Le droit d'alerte s'exerce au niveau de l'entreprise

Publié le par Jérôme Bry

 Permettant aux comités de réagir quand la situation économique de l'entreprise est préoccupante, le droit d'alerte n'est pas ouvert aux comités d'établissement.

 

La société Intertechnique comporte plusieurs établissements, dont un à Plaisir. En 2002, le comité d'établissement se met à nourrir de grandes inquiétudes, précisément sur le devenir économique du site de Plaisir. Aussi, ses membres élus décident-ils de faire usage du " droit d'alerte " prévu à l'article L. 432-5 du Code du travail.

 

Rappelons, en quelques mots, en quoi consiste ce droit, institué par la loi du 1er mars 1984, relative à la prévention des difficultés des entreprises. Il permet au comité, lorsque celui-ci " a connaissance de faits de nature à affecter de manière préoccupante la situation économique de l'entreprise ", de demander à l'employeur, dans un premier temps, de lui fournir des explications sur cette situation. Dans un deuxième temps, si le comité d'entreprise estime qu'il n'a pu obtenir de réponse suffisante ou encore si l'employeur confirme le caractère préoccupant de la situation, il peut convoquer le commissaire aux comptes et établir un rapport en se faisant assister, s'il le juge utile, d'un expert-comptable et de salariés non élus qu'il choisit.

 

Le rapport ainsi élaboré est ensuite envoyé à l'employeur et au commissaire aux comptes.

 

En fonction des conclusions de ce rapport s'ouvre ou non une troisième phase, celle de la saisine pour information des organes d'administration ou de surveillance de l'entreprise. A défaut d'existence de tels organes, ce sont directement les associés qui seront informés. C'est par cette troisième étape que l'alerte est réalisée.

 

Inutile de dire que les employeurs redoutent ce droit d'alerte, tant pour le mauvais effet qu'il peut faire sur les actionnaires et la clientèle que pour le climat délétère qu'il risque d'instaurer au sein du personnel. De plus, le déclenchement de l'alerte est une façon de prendre l'employeur en défaut : il n'a pas prévu ce qui arrive ou, s'il l'a prévu, il n'en a pas informé le comité, ce qu'il aurait pourtant dû faire.

 

Aussi ne faut-il pas s'étonner que la société Intertechnique ait cherché à arrêter la procédure. Elle s'est fondée sur l'argument suivant : l'article L. 432-5 prévoit que la mise en oeuvre d'une procédure d'alerte est une prérogative du comité " d'entreprise " ; en cas de pluralité d'établissements, cette prérogative revient donc au comité central et non à chacun des comités d'établissement.

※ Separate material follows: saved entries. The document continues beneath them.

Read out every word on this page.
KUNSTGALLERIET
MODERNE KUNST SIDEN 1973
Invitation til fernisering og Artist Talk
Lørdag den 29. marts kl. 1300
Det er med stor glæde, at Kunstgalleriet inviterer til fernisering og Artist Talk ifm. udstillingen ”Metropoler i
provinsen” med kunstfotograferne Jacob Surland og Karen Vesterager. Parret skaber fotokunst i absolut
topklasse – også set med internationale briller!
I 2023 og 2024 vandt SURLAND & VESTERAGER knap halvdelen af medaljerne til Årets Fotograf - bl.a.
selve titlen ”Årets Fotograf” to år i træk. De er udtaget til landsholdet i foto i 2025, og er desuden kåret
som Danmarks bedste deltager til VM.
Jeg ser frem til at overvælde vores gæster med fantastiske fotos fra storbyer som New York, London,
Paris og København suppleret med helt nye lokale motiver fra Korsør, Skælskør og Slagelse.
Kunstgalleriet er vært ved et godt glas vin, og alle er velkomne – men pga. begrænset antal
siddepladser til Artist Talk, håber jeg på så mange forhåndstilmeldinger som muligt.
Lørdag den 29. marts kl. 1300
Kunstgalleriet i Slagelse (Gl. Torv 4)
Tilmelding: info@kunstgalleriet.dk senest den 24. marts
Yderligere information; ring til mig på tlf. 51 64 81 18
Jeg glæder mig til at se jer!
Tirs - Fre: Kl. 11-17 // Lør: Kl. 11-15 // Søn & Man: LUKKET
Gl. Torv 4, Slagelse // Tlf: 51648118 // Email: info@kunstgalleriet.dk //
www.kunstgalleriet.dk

Les élus de Plaisir lui rétorquent que les comités d'établissement disposent des mêmes prérogatives que les comités d'entreprise. Simplement, leur champ d'investigation est limité au seul établissement qu'ils représentent. Le chef d'établissement dispose de pouvoirs suffisants pour que l'autonomie de l'établissement ait justifié la mise en place d'un comité qui lui soit propre. Il est donc possible d'enclencher le droit d'alerte.

 

Plusieurs cours d'appel ont déjà été saisies de ce problème et y ont répondu en reconnaissant le droit des comités d'établissement. Pour les cours d'appel de Paris et de Lyon, en particulier, le terme " comité d'entreprise " utilisé dans l'article L. 432-5 du Code doit être interprété " dans son sens générique englobant le comité d'établissement ", dès lors que les faits à l'origine de l'alerte étaient de " nature à affecter de manière préoccupante la situation de l'établissement " (CA Paris, 30 janv. 2002 et CA Lyon, 2 sept. 2002).

 

On attendait avec impatience que la Cour de cassation se prononce, et l'occasion vient de lui en être donnée par l'affaire Société Intertechnique.

 

Son point de vue est diamétralement opposé à celui des cours d'appel de Paris et Lyon. Pour les hauts magistrats, le droit d'alerte, tel qu'il a été institué par le législateur, concerne la situation économique de l'entreprise dans sa globalité.

Or qui a compétence pour traiter de ce qui concerne la marche générale de l'entreprise ?

 

Selon l'article L. 435-3 du Code du travail, c'est le comité central. Peu importe que les faits ayant suscité l'inquiétude ne concernent qu'un seul établissement (Cass. Soc., 1er mars 2005, no 03-20.429).

 

La position de la Cour de cassation est extrêmement logique. Si la situation économique est alarmante, il faut s'adresser à celui qui conduit l'entreprise, celui qui est responsable des décisions prises, celui qui a les remèdes en main, en d'autres termes, au " vrai patron ". Ce n'est certainement pas le chef d'établissement, qui lui est subordonné, qui peut résoudre les difficultés.